O grupo de Maia soma 158 deputados, dos seguintes partidos: DEM (28), MDB (34), PSDB (31), PSL (53), Cidadania (8) e PV (4). O PT, com 54 deputados, lidera a oposição, que soma 124 deputados, com as bancadas do PSB (31), do PDT (28), do PSol (10) e da Rede (1). Esse acordo de bancada precisa ser confirmado por cada deputado, que negocia no fio do bigode; porém, como o voto é secreto, a palavra empenhada não pode ser cobrada depois. Como dizia Tancredo Neves, a vontade de trair é muito grande na cabine de votação.
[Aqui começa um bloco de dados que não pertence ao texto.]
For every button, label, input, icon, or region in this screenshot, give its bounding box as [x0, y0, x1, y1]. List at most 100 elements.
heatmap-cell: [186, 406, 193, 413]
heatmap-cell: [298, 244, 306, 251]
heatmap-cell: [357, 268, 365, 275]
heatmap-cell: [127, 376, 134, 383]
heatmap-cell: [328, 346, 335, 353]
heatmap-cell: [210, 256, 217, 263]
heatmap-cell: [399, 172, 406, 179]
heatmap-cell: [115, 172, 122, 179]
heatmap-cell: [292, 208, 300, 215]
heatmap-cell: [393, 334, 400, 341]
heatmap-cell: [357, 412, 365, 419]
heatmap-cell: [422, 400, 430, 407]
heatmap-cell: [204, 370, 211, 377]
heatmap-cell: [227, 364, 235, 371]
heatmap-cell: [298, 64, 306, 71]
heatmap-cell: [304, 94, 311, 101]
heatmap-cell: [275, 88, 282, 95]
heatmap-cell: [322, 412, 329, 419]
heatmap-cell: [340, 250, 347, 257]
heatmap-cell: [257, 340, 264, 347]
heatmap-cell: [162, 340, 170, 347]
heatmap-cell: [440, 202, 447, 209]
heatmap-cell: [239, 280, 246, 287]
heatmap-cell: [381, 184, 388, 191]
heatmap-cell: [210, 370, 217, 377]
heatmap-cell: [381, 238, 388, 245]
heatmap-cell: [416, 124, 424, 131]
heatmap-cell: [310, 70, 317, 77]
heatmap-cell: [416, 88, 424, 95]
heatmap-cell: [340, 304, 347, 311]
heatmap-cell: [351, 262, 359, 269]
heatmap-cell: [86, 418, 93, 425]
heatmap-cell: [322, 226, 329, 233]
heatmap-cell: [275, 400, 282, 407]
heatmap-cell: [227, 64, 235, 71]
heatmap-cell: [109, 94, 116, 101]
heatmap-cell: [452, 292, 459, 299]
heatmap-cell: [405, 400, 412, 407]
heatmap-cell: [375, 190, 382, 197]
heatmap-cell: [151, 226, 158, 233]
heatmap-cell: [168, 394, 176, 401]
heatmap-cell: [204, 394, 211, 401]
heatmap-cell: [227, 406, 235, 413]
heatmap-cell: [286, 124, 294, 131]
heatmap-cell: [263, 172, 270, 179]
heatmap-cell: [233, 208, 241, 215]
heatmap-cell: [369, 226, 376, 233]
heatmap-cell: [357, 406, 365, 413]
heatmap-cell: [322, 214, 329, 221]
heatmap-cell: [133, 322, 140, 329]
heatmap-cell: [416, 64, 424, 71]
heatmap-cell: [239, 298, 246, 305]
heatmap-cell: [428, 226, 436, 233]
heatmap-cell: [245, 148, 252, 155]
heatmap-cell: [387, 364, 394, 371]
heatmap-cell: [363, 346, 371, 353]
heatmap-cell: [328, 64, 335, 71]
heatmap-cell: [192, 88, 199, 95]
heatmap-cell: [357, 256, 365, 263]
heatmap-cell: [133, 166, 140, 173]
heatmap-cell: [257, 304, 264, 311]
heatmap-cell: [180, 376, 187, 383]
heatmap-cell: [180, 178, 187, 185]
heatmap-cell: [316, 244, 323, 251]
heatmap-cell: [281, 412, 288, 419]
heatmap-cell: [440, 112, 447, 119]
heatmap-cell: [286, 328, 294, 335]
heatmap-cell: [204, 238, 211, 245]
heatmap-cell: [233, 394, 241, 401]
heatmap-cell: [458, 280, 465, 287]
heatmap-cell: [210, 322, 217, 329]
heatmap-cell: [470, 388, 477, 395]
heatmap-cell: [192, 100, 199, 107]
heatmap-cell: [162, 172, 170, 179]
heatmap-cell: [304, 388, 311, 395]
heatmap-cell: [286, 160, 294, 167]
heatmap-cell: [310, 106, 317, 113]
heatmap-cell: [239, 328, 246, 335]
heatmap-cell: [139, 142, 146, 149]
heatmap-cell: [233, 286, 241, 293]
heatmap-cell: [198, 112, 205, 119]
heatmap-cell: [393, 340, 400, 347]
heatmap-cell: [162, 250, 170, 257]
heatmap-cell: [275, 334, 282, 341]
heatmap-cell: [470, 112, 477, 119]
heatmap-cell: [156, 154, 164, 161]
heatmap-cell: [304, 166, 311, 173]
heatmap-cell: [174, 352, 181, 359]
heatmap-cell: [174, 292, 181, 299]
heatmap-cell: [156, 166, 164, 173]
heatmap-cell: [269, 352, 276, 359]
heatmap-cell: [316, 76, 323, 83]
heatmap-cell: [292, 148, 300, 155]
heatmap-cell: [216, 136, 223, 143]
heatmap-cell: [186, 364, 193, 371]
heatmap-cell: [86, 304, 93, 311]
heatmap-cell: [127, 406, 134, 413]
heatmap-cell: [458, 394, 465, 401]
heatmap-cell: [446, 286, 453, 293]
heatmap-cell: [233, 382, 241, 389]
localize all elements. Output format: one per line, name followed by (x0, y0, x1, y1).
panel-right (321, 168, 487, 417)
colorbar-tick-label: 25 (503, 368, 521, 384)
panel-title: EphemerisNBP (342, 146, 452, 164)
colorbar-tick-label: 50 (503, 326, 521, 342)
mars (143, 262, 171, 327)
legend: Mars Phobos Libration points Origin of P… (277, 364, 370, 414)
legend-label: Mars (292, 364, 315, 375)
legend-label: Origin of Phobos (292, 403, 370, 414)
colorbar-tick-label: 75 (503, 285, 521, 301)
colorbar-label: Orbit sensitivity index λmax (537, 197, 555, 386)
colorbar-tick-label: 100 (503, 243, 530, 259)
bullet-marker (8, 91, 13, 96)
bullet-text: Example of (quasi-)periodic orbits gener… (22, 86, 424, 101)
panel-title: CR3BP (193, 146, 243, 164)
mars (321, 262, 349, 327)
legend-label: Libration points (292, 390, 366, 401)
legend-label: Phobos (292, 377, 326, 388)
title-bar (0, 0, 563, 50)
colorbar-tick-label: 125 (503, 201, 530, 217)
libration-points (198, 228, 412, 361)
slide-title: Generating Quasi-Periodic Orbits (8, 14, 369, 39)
Ninguém sabe o que vai, de fato, acontecer. Lira vem negociando individualmente há meses, inclusive com as bancadas de oposição, com uma agenda que não pode ser subestimada, porque além de verbas e cargos, oferece pra cada grupo de interesse uma pauta específica. Aos evangélicos, promete levar adiante a agenda dos costumes; aos ruralistas, desmontar a legislação ambiental; aos sindicalistas, a volta do imposto sindical; aos enrolados na Lava-Jato, blindagem contra o Ministério Público Federal (MPF) e a flexibilização da contagem do tempo de ilegibilidade da Lei da Ficha Limpa, na linha da liminar do ministro do Supremo Tribunal federal (STF) Kassio Nunes Marques. Muitos estão comprometidos com Lira.